Benitez J, Robledo M, Ramos C, Ayuso C, Astarloa R, Garcia Yébenes J, Brambati B
Department of Genetics, Fundación Jimenez Díaz, Madrid, Spain.
Hum Genet. 1995 Aug;96(2):229-32. doi: 10.1007/BF00207386.
We have studied different tissues from two affected fetuses with Huntington's disease (HD). In the first case the analysis was performed at 11 weeks of pregnancy; CAG repeats from seven different tissues were compared with the results obtained in the chorionic villi sample (CVS). We found 42 CAG repeats in all samples. In the second case the study was done at 12 weeks; eight tissues (including brain) were studied and compared with the CVS; in all of them, 44 CAG repeats were obtained. Our results show a somatic stability in the different analyzed tissues and suggest that mitotic instability can be a secondary consequence of neuronal degeneration and gliosis.
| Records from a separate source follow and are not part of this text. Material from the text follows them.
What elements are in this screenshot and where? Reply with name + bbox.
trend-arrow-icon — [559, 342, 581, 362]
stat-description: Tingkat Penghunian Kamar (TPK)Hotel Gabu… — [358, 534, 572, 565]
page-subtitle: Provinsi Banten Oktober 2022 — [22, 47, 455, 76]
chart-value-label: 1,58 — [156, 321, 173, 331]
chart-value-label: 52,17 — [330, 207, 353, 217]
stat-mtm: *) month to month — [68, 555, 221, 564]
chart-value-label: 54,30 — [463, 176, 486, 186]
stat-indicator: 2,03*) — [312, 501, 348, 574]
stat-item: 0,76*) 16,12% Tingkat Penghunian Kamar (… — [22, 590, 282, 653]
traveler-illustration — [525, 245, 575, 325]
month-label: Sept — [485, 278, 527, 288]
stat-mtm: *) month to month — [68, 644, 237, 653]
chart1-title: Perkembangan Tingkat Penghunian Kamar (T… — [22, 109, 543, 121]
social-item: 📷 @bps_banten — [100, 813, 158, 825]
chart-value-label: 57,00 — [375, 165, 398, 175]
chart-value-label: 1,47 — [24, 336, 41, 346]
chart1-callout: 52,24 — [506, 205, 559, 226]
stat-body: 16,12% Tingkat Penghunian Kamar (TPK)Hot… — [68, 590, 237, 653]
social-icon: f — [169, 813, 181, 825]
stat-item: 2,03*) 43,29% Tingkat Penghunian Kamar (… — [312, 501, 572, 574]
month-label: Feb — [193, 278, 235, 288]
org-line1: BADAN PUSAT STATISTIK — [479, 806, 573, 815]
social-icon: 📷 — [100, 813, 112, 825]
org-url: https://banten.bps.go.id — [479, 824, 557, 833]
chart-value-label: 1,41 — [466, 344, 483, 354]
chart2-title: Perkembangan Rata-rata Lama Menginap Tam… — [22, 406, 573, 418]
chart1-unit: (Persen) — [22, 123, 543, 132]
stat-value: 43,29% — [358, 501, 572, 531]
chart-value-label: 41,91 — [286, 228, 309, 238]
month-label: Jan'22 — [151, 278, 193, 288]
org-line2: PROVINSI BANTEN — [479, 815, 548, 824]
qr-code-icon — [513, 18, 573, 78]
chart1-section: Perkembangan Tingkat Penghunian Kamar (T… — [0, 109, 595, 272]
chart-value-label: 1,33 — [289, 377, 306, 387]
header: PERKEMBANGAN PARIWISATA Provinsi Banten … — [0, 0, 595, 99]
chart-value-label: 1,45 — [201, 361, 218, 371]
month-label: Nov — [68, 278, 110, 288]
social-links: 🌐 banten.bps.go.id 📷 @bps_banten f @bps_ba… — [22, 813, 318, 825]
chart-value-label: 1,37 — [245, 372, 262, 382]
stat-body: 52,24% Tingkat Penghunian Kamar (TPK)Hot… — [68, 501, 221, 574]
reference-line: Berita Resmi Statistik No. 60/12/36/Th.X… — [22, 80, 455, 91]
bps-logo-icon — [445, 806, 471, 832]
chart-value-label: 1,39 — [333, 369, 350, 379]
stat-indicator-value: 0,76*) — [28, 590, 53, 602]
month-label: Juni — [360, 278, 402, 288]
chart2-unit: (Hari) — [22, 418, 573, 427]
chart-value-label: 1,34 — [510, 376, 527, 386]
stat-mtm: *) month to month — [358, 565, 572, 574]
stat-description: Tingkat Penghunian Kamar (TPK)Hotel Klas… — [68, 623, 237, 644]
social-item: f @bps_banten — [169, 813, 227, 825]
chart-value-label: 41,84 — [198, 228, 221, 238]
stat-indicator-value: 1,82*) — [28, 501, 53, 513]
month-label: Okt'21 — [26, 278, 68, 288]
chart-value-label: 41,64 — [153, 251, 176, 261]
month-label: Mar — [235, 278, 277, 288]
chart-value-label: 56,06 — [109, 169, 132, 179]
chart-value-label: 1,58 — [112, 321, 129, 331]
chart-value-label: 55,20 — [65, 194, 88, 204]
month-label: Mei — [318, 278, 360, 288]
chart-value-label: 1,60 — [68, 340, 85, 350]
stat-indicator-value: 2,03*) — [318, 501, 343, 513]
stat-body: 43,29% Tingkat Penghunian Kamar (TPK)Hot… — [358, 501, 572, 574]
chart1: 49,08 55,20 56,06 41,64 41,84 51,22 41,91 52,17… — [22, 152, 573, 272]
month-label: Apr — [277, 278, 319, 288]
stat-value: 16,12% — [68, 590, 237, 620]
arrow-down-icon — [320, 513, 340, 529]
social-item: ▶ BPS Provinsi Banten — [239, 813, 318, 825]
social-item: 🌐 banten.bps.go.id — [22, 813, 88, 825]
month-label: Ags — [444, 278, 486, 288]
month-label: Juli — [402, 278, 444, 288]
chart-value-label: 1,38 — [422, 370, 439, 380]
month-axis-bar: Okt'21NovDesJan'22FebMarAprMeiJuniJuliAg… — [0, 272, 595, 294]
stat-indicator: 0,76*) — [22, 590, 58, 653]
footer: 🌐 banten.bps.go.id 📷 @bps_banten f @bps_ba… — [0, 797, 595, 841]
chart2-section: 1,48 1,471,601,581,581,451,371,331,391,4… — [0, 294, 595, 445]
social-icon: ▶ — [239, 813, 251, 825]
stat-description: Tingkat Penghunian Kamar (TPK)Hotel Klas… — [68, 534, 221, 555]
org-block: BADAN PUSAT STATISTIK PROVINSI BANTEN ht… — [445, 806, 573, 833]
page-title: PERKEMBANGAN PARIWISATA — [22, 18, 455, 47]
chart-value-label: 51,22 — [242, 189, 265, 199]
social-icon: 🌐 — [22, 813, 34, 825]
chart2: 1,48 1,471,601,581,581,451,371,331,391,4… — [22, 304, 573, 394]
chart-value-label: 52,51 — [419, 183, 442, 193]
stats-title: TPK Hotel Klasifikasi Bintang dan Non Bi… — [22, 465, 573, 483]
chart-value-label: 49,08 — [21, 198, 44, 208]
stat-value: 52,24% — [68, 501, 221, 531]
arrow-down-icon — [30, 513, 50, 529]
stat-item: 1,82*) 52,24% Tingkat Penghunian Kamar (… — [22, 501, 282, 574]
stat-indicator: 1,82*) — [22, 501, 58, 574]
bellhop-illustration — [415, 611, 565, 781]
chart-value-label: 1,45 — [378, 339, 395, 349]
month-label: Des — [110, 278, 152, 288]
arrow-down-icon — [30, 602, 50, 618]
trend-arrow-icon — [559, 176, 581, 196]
Likewise, our data show great viability in the prenatal diagnosis (PD) of Huntington's disease using samples from any tissue.
我们研究了两名患有亨廷顿舞蹈症(HD)的患病胎儿的不同组织。在第一个病例中,分析是在怀孕11周时进行的;将来自七个不同组织的CAG重复序列与绒毛膜绒毛样本(CVS)中获得的结果进行了比较。我们在所有样本中均发现了42个CAG重复序列。在第二个病例中,研究是在怀孕12周时进行的;对八个组织(包括大脑)进行了研究,并与CVS进行了比较;在所有这些组织中,均获得了44个CAG重复序列。我们的结果显示了不同分析组织中的体细胞稳定性,并表明有丝分裂不稳定性可能是神经元变性和胶质增生的次要后果。同样,我们的数据表明,使用来自任何组织的样本对亨廷顿舞蹈症进行产前诊断(PD)具有很高的可行性。